Aj just asked if we were going to the bulldog tonight..i told her no because of the expense and tests coming up..but mostly because i don't want herpes
how the fuck does easy mac keep making itself at 3am when i'm wasted? what is this phenomenon?
i'm surrounded by gay midgets. not sure if i'm bragging or asking you to come rescue me. wait for follow up.
Found a dirty envelope on my seat w ur name and $122.50 written on the front. Nothing inside but what looks like dirty pine needles
when i tried to put the condom on he started screaming about how he didn't want his groceries bagged
All I got from that conversation with the officer was "blah blah blah, you're disgusting, blah blah blah, $500 fine, blah blah blah, be in court Tuesday."
Just saw a girl duct tape a cigarette back together..I feel like my life is shambles for being present for this
So I saw the nuva ring just lying on the counter at Planned Parenthood...did u know it's just a ring? I could go to the Dollar tree buy a plastic bracelet and shove it up there instead.
You do that.

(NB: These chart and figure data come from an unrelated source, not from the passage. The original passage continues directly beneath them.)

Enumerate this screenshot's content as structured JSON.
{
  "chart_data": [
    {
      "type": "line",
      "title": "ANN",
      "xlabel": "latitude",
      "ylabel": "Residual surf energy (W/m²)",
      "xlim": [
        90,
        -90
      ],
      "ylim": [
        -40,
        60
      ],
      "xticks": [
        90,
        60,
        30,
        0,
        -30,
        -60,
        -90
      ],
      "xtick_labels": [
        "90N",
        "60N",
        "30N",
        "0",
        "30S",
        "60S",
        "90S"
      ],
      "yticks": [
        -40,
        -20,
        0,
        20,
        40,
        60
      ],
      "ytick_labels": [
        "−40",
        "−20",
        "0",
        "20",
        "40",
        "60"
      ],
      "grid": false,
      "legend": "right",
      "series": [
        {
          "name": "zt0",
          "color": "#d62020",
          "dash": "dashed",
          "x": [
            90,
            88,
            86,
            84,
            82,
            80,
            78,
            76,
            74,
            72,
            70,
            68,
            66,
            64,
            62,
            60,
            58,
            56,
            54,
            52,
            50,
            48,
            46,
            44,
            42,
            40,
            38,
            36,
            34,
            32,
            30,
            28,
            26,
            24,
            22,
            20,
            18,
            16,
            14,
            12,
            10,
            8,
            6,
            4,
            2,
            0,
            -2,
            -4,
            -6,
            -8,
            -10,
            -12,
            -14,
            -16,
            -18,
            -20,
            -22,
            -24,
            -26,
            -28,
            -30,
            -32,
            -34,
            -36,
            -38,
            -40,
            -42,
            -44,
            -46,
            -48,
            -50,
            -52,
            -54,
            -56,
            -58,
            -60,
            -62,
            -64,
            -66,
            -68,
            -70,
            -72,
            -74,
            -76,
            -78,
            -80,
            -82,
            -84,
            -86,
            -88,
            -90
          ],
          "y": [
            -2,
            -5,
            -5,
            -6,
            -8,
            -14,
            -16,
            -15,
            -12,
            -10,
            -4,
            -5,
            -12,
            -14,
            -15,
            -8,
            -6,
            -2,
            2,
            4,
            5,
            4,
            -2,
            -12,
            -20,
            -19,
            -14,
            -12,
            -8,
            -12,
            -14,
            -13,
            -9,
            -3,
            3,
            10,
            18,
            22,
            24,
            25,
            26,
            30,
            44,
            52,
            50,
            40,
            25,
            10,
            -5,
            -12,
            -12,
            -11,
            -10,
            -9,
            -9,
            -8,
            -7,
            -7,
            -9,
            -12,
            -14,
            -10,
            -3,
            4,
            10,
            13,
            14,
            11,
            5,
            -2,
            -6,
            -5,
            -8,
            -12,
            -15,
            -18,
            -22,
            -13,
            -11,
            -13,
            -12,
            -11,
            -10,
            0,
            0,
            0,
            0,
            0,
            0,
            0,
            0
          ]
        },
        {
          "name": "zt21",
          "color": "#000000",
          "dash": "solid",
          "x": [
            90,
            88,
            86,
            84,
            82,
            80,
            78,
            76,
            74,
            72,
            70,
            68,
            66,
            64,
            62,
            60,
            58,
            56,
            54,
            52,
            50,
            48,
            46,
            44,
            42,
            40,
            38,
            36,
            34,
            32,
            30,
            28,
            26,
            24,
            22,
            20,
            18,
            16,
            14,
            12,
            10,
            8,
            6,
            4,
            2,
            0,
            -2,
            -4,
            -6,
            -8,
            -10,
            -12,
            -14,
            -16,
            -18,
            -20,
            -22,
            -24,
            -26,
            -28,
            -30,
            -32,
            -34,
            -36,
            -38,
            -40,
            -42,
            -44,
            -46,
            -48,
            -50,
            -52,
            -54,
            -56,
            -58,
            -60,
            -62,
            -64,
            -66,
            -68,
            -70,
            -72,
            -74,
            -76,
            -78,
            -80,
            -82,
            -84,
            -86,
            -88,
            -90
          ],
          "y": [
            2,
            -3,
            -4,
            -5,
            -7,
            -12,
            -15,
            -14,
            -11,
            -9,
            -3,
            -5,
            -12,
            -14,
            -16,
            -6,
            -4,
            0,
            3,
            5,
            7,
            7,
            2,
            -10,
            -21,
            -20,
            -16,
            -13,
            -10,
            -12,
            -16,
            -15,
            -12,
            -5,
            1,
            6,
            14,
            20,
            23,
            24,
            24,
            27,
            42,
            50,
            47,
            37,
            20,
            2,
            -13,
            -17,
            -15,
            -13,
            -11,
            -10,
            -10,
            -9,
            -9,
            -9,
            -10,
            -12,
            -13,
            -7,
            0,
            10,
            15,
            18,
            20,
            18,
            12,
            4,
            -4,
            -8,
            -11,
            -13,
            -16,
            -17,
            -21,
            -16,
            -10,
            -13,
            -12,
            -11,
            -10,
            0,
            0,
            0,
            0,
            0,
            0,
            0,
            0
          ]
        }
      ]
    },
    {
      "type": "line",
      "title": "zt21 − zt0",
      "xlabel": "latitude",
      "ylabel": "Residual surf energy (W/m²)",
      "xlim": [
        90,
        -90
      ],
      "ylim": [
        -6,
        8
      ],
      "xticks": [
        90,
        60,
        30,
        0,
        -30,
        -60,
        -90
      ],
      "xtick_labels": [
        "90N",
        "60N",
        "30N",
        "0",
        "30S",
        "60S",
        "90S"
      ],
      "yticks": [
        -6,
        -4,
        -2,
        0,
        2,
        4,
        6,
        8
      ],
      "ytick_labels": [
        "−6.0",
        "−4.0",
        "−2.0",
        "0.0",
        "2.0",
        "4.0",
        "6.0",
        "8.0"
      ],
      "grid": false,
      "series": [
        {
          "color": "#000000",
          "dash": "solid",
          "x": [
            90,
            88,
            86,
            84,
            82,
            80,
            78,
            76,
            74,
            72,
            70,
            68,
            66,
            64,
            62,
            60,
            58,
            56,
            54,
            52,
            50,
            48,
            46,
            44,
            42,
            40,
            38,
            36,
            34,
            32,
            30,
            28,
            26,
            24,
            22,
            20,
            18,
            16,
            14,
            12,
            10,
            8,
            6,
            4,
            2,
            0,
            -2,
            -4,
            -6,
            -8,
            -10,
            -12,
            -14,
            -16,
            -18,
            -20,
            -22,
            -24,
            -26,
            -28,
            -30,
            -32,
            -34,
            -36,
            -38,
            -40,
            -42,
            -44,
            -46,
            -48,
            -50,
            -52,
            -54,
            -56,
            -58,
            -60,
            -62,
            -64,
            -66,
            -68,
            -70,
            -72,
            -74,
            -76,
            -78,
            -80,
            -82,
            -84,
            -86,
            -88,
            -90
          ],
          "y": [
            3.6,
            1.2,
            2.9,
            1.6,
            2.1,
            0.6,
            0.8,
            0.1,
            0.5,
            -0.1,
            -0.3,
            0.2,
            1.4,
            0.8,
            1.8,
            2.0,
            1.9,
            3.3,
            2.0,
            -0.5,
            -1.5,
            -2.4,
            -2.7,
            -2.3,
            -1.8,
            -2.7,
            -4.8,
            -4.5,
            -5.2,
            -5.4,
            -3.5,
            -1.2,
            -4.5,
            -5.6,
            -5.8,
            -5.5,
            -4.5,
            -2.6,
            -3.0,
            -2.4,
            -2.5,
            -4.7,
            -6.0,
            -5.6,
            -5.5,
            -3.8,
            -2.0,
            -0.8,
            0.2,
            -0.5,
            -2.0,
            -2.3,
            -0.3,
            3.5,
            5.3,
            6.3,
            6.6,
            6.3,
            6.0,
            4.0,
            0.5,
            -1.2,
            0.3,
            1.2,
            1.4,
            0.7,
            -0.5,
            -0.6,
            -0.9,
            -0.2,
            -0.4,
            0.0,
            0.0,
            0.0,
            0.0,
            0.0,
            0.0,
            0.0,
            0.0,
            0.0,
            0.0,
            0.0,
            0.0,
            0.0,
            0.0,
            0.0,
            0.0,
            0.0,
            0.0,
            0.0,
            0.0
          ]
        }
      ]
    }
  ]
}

Then go have lots of unprotected with your harem of booty calls and see how that works out for you.
All I'm saying is that your next houseguest had better not barge in on me in the shower demanding I wash the stolen dye from his hair. I'm not doing that a second time.
Passed out on the bench in the men's bathroom. Feel much better now.
Dude he did say "let's go cougar hunting" and you KNEW your mom was going out last night...so it's kind of your own fault for not coming
DO NOT SLAP ANYONE WITH ANY VEGAN MEAT PATTIES
I wish our county sheriff had a comment section for their mugshots.
If he wants a future he'd best figure out the calendar function on his phone. If he can invite you to his penis he can invite you to his google cal.
The amount of illegal things I've done this weekend is astounding.